Walters argues the bill, aimed at restricting installment lenders' marketing efforts, would unlawfully eliminate their ability to reach customers.

“The bill would eliminate our ability to market to those census tracts or communities, but carves the credit unions and banks out from doing such,” Walters told the Greenville Leader. “It clearly gives them a distinct advantage, to service our customers or potential customers with what we believe are dangerous products in the form of revolving credit. That secures customers checking and savings accounts."

He said the bill provides an advantage to credit unions and banks, allowing them to offer potentially risky revolving credit accounts.

“That's really the kind of the scary part and our concern, is that eliminating our presence, our ability to market and what ultimately adds up to 45% of the state of South Carolina, and allowing credit unions, to proliferate a revolving credit account that secures customers assets, and credit unions send out, convenience checks to these credit card holders,” Walters said.

Walters contends that the bill may be unconstitutional by carving out exceptions for credit unions and banks.

“There's already discussions about the constitutionality of the bill, both with the South Carolina Constitution, in terms of allowing one, one entity to do something that the other entities are not allowed to do. Sure. And, of course, First Amendment freedom of speech could certainly be a challenge,” he said.  

Walters highlighted the impact on small-dollar credit access for South Carolina residents and suggests that the legislation's understanding of different credit models is flawed.

“So my business, obviously, would cut my potential borrower prospects in South Carolina by half. I would not have the ability to, to market new borrower prospects, in these census tracking areas that are designated as low income or high risk. And which in and of itself is flawed,” he said.

Legislators considering the bill are under an “insurmountable amount of pressure" to pass the bill, according to Walters.

“From the proponent, lobbyist as well as the media. They just need to understand what this bill really is about. And what it's really about is, is removing a safe installment credit product from a demographic that benefits from those products and allowing credit unions to supplant that product with a much more dangerous and unstructured revolving credit problem that puts consumers assets at risk,” he said.  

In an op-ed published in the Post and Courier Walters argued that the bill is flawed and would actually expose vulnerable citizens to predatory practices and imposes unnecessary restrictions on installment lenders, limiting the availability of safe credit to low-income households.

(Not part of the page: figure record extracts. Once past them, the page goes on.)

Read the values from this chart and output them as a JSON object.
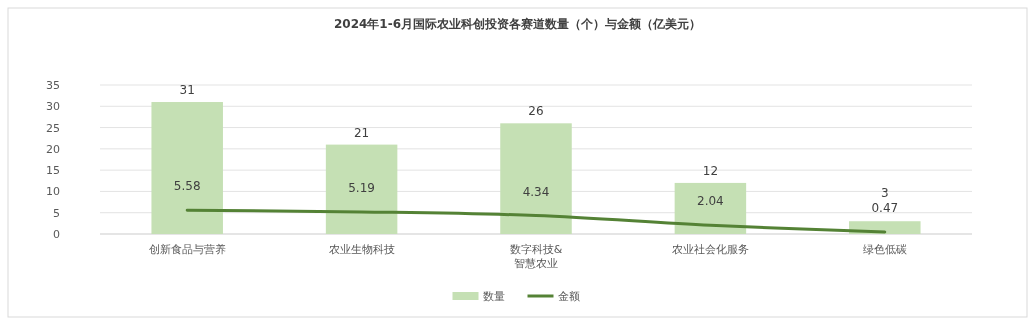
{
  "chart_data": {
    "type": "bar",
    "title": "2024年1-6月国际农业科创投资各赛道数量（个）与金额（亿美元）",
    "categories": [
      "创新食品与营养",
      "农业生物科技",
      "数字科技&智慧农业",
      "农业社会化服务",
      "绿色低碳"
    ],
    "series": [
      {
        "name": "数量",
        "color": "#c5e0b4",
        "values": [
          31,
          21,
          26,
          12,
          3
        ]
      },
      {
        "name": "金额",
        "type": "line",
        "color": "#548235",
        "values": [
          5.58,
          5.19,
          4.34,
          2.04,
          0.47
        ]
      }
    ],
    "ylim": [
      0,
      35
    ],
    "yticks": [
      0,
      5,
      10,
      15,
      20,
      25,
      30,
      35
    ],
    "grid": "y",
    "legend": "bottom",
    "data_labels": true
  }
}
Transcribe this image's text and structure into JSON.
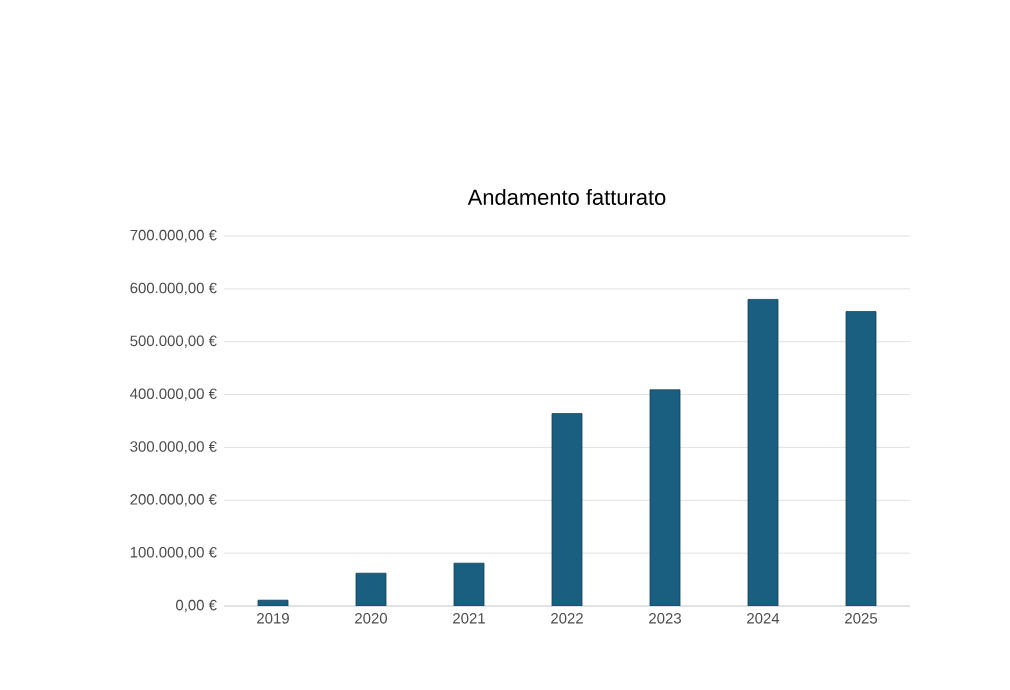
{
  "chart_data": {
    "type": "bar",
    "title": "Andamento fatturato",
    "categories": [
      "2019",
      "2020",
      "2021",
      "2022",
      "2023",
      "2024",
      "2025"
    ],
    "values": [
      11000,
      62000,
      81000,
      364000,
      409000,
      580000,
      557000
    ],
    "color": "#1a5e80",
    "ylim": [
      0,
      700000
    ],
    "yticks": [
      {
        "value": 0,
        "label": "0,00 €"
      },
      {
        "value": 100000,
        "label": "100.000,00 €"
      },
      {
        "value": 200000,
        "label": "200.000,00 €"
      },
      {
        "value": 300000,
        "label": "300.000,00 €"
      },
      {
        "value": 400000,
        "label": "400.000,00 €"
      },
      {
        "value": 500000,
        "label": "500.000,00 €"
      },
      {
        "value": 600000,
        "label": "600.000,00 €"
      },
      {
        "value": 700000,
        "label": "700.000,00 €"
      }
    ],
    "grid": "y"
  }
}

Walters noted the bill's provisions, such as barring text message marketing and requiring additional analysis of borrowers' ability to repay, are deemed ill-informed, with Walters suggesting the bill “picks winners and losers in the market, while imposing real financial harm on tens of thousands of South Carolinians.”

State Sen. Tom Davis (R-Beaufort) is the sponsor of S-910, currently under consideration by the Senate Committee on Labor, Commerce, and Industry.

Industry representatives argue that the bill inaccurately portrays their practices as deceptive, and emphasize the value their products bring to customers.

Approximately 45 percent of South Carolina's homes fall under the "low income" category in S-910, raising concerns reminiscent of pre-Equal Credit Opportunity Act of 1974 risk demarcations. Under the bill, the lenders would be disallowed from sending marketing materials to residents living in those areas.  

“That is a completely unintended consequence, antithetical to what I know what the goals are,” Danielle Arlowe, senior vice president at the American Financial Services Association said, according to the Post and Courier. “But that certainly is the definition of redlining.”

Self-Help Credit Union and the Center for Responsible Lending are behind the restriction to installment lenders' marketing efforts as defined in S-910. Those groups have reportedly received over $380 million in federal grants and loans since 1996 while lobbying for increased regulations on lenders.

S-910 is currently under consideration by the Senate Committee on Labor, Commerce and Industry, with a hearing scheduled for Feb. 7.

Walters has given testimony at two previous hearings on S-910.